Enfin, A. Chevalier a mis en évidence, dès le début de l’occupation, la présence de phytolites de plantes alimentaires : cucurbitacées (grande calebasse et courge archaïque en N7 (ca 8900 à 8200 BP) et haricot (Phaseolus sp.) en N6 (ca 8200 à 7200 BP) puis, vers la fin de la Phase I, achira (Canna indica L.) et yuca (Manihot esculenta Crantz). Au cours de la Phase II, il a aussi identifié des phytolithes de maïs (Zea mays L.). Si la présence d’un maïs précéramique est désormais bien attestée en d’autres sites péruviens, celle des autres espèces indiquerait leur apparition très ancienne et, en conséquence, l’existence précoce, dans la région, d’une forme d’horticulture débutante.

L’ensemble de ces observations confirme que, dès le début, les occupants du campement dominaient parfaitement le milieu maritime mais qu’ils exploitaient également les lomas du littoral et sans doute les terres fertiles bordant les rares points d’eau douce.

L’équipement technique

Les outils de pierre taillée et d’os constituent un équipement très sophistiqué utilisé pour la pêche et la chasse.

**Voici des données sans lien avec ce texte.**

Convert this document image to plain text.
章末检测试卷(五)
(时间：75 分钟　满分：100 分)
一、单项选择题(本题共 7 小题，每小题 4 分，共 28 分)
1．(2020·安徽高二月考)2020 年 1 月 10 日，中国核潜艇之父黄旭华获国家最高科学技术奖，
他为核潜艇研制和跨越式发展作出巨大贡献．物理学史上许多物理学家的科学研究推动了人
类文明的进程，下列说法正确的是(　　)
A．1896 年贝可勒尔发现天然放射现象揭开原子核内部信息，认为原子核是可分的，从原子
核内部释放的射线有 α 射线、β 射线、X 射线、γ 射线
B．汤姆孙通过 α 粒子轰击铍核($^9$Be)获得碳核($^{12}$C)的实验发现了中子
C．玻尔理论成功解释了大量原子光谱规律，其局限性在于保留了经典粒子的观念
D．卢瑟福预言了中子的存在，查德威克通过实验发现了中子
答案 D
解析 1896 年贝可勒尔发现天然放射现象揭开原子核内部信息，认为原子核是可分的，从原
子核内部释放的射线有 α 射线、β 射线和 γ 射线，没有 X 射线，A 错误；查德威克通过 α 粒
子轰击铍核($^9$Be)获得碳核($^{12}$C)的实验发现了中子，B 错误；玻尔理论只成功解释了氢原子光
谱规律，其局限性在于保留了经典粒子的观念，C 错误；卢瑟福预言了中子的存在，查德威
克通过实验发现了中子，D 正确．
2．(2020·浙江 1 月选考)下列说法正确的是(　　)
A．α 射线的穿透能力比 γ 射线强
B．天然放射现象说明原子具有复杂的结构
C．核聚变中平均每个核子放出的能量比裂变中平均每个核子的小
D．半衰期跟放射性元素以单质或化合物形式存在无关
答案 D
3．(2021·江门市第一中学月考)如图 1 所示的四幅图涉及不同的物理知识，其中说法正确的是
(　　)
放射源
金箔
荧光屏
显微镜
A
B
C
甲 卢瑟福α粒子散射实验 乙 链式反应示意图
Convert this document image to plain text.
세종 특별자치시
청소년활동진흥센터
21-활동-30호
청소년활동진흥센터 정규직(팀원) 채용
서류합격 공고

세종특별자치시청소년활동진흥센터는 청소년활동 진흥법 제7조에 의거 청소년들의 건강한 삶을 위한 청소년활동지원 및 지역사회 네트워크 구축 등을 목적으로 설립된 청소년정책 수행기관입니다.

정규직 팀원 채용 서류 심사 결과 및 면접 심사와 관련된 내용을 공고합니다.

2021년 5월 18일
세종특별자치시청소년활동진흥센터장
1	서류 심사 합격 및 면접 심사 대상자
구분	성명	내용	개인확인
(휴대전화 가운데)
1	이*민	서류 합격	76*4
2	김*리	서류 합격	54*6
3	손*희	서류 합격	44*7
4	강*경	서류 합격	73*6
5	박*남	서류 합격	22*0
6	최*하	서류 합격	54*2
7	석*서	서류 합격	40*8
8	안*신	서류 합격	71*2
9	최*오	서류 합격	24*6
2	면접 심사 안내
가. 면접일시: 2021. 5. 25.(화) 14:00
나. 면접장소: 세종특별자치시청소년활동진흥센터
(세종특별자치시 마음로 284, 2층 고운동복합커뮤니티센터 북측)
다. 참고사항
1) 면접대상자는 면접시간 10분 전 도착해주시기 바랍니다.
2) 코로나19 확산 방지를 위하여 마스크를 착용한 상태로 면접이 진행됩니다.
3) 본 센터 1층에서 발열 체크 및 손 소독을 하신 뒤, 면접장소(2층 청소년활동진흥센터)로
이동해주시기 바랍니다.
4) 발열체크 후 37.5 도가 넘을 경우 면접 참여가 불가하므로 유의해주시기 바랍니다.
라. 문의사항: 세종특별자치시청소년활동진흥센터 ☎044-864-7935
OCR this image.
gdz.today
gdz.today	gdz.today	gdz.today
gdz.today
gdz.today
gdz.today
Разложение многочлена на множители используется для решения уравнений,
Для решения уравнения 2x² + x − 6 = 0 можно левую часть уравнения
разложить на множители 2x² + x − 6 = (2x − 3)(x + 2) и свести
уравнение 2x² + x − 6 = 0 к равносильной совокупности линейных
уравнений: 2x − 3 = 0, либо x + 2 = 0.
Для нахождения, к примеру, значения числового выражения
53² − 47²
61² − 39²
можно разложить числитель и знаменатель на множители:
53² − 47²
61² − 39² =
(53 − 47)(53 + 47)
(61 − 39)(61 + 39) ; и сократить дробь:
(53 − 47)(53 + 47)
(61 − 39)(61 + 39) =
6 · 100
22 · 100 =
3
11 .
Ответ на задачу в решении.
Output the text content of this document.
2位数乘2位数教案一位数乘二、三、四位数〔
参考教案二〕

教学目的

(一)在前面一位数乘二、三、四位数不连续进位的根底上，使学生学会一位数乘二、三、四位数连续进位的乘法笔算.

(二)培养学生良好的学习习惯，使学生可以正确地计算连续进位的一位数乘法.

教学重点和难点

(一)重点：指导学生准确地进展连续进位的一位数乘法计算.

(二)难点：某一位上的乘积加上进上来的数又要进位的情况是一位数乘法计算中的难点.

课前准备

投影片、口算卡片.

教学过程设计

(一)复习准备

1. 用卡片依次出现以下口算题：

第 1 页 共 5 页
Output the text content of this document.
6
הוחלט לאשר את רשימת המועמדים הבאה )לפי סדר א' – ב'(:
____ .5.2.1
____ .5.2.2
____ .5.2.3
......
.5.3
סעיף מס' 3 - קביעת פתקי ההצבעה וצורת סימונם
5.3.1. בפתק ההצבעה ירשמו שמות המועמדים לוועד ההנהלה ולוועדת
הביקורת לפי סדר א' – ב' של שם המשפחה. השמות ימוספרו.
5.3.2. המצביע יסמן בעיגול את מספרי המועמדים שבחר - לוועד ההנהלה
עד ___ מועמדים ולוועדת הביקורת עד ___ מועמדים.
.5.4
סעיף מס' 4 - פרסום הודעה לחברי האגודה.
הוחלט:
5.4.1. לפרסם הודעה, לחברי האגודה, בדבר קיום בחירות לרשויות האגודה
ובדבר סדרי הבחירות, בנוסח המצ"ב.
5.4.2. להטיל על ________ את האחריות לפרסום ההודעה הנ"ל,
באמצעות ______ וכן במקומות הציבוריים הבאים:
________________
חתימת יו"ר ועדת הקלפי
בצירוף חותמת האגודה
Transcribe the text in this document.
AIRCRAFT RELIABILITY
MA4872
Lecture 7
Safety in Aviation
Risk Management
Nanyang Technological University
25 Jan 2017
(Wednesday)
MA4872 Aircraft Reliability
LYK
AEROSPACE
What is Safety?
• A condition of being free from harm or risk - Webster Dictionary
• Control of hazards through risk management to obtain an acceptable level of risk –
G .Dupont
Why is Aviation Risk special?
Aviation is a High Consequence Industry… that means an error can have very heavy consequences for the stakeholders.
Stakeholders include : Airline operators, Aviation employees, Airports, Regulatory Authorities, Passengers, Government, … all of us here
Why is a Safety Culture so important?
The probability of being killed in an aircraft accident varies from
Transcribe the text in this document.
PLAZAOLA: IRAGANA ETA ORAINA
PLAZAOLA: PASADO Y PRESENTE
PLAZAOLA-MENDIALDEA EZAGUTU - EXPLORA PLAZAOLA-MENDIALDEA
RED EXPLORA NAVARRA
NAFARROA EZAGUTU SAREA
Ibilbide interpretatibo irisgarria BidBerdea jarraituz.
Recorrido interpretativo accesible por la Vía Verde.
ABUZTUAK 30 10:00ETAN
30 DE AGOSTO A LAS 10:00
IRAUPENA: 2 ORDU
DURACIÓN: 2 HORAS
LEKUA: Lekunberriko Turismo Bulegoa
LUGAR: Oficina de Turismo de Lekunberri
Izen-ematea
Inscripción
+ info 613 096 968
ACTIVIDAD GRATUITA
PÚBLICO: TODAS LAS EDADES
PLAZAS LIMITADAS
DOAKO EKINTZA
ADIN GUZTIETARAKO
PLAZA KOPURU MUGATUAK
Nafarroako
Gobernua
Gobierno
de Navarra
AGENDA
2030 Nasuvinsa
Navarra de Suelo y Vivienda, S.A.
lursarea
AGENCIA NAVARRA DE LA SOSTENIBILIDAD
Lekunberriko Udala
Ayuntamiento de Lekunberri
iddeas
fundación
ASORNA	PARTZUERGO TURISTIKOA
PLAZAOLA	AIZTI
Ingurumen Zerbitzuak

Lors des occupations de la Phase I, l’équipement lithique n’est représenté que par quelques pièces bifaciales triangulaires ou pédonculées, façonnées sur des matières allochtones (quartz blanc, calcédoine), alors que les instruments liés à la pêche – préhampes de harpon et poids d’hameçons composés et barbelures en os - sont déjà nombreux.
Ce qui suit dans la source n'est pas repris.